In a review of early images and reports from Taiwan after the earthquake, Wallace said it appeared that much of the damage was in older concrete buildings that were five to 10 stories tall and had first floors with open commercial space. Many were on street corners, where buildings can be subjected to twisting forces that heighten damage. 

“There’s a weak first story that collapses. It concentrates the damage in that first story,” Wallace said. 

A damaged building in Hualien City, Taiwan, after an earthquake
A damaged building Tuesday in Hualien City, Taiwan.TVBS via AP

He added that older, concrete buildings would be expected to struggle with an earthquake and are the targets for retrofits in Taiwan and the U.S. Meanwhile, Taiwan’s tall buildings — which have a higher level of engineering — appeared to have performed admirably, as expected, Wallace said.

That includes Taipei 101, the island’s tallest tower, which features a 660-metric-ton steel ball suspended with cables in its upper stories — a system designed to dampen movement from heavy winds and earthquakes. 

“If what looks like it happened holds up — for the magnitude of this earthquake and its proximity to land, overall they did quite well there. I hate to say that when people were killed,” Tobin said.

Nearly 25 years ago, the magnitude-7.7 Chi-Chi earthquake catalyzed Taiwan toward better preparation.  

Lai was 11 when the quake struck and can still recall how the temblor shook him awake at his family’s apartment in TaiPei and nearly threw him out of bed. 

After that, he noticed the island slowly transforming to better mitigate risk. At school, there was a new emphasis and training on earthquake safety. And over the next decade, political leaders instituted new building codes, reclassified seismic zones and designated emergency command centers in rural areas, Lai said. 

Wallace flew to Taiwan a week after the Chi-Chi quake and helped inspect bridges in its aftermath. In the years that followed, he said, the island started by evaluating and retrofitting school buildings and then moved on to the oldest buildings most at risk for collapse. 

The initiatives resemble Southern California’s, Wallace said: “We’ve basically been doing kind of the same thing.” 

He added, though, that he thinks Taiwan has moved more quickly because frequent, smaller earthquakes kept the issue top of mind. 
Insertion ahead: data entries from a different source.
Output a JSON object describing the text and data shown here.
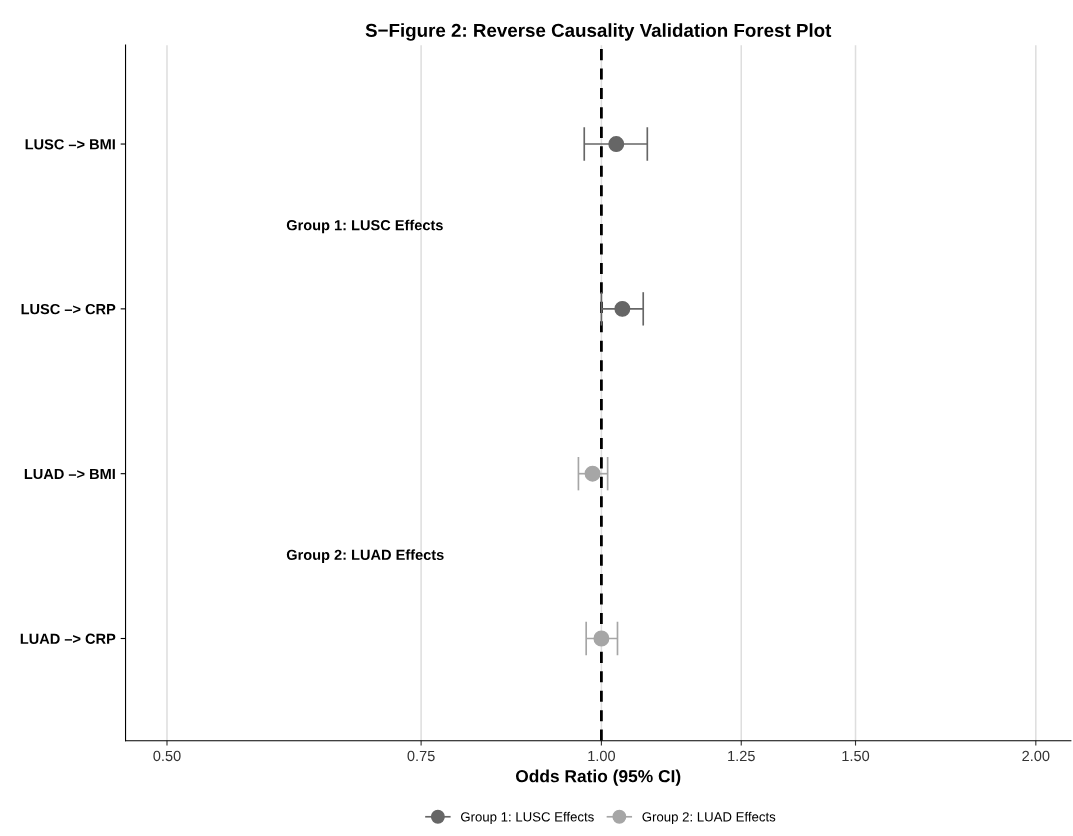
{
  "chart_data": {
    "type": "scatter",
    "orientation": "horizontal",
    "title": "S−Figure 2: Reverse Causality Validation Forest Plot",
    "xlabel": "Odds Ratio (95% CI)",
    "categories": [
      "LUSC –> BMI",
      "LUSC –> CRP",
      "LUAD –> BMI",
      "LUAD –> CRP"
    ],
    "series": [
      {
        "name": "Group 1: LUSC Effects",
        "color": "#666666",
        "values": [
          1.024,
          1.034,
          null,
          null
        ],
        "errors": [
          [
            0.973,
            1.076
          ],
          [
            1.0,
            1.069
          ],
          null,
          null
        ]
      },
      {
        "name": "Group 2: LUAD Effects",
        "color": "#a6a6a6",
        "values": [
          null,
          null,
          0.986,
          1.0
        ],
        "errors": [
          null,
          null,
          [
            0.964,
            1.01
          ],
          [
            0.976,
            1.026
          ]
        ]
      }
    ],
    "log": "x",
    "xlim": [
      0.468,
      2.115
    ],
    "xticks": [
      {
        "value": 0.5,
        "label": "0.50"
      },
      {
        "value": 0.75,
        "label": "0.75"
      },
      {
        "value": 1.0,
        "label": "1.00"
      },
      {
        "value": 1.25,
        "label": "1.25"
      },
      {
        "value": 1.5,
        "label": "1.50"
      },
      {
        "value": 2.0,
        "label": "2.00"
      }
    ],
    "grid": "x",
    "marker": "circle",
    "legend": "bottom",
    "ref_lines": [
      {
        "axis": "x",
        "value": 1.0,
        "line_style": "dashed",
        "color": "#000000"
      }
    ],
    "annotations": [
      "Group 1: LUSC Effects",
      "Group 2: LUAD Effects"
    ]
  }
}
Other West Coast states lag behind California. Washington only began to systematically evaluate its schools in the past 10 years, and many of Seattle’s old brick buildings are not retrofitted and are likely to collapse in a large earthquake.

Taiwan’s sophisticated early-warning system is also an important part of its safety infrastructure. The system relies on a islandwide network of seismic instruments; when a large quake happens, the system sends messages to people’s phones and automatically cuts into live TV programming to give residents seconds of warning.

Some aspects of it are similar to the systems used in California, Oregon and Washington.

“In the U.S., our ShakeAlert system has the capability to send out an Amber Alert-style messages to all our phones, but it isn’t wired in broadcast media in the same way,” Tobin said. 

Video on social media showed TV footage of Taiwanese news programming in which on-screen warnings arrived before shaking began, according to Tobin.  

In Taiwan, “there is a more comprehensive warning capability,” he said. 

The systems in both Taiwan and the U.S. work by detecting “P-waves” from an earthquake and calculating their strength before sending alerts through internet networks. 

“Earthquakes send different waves — ripples on a pond — from the epicenter,” Tobin said. “The ripples that spread the fastest are not the damaging ones, they’re a harbinger, a Paul Revere rider.” 

Lai said Taiwan’s progress on earthquake safety was gradual and required public education, as well as trust in government and faith in scientists. 

“We took 25 years to get to this point,” he said.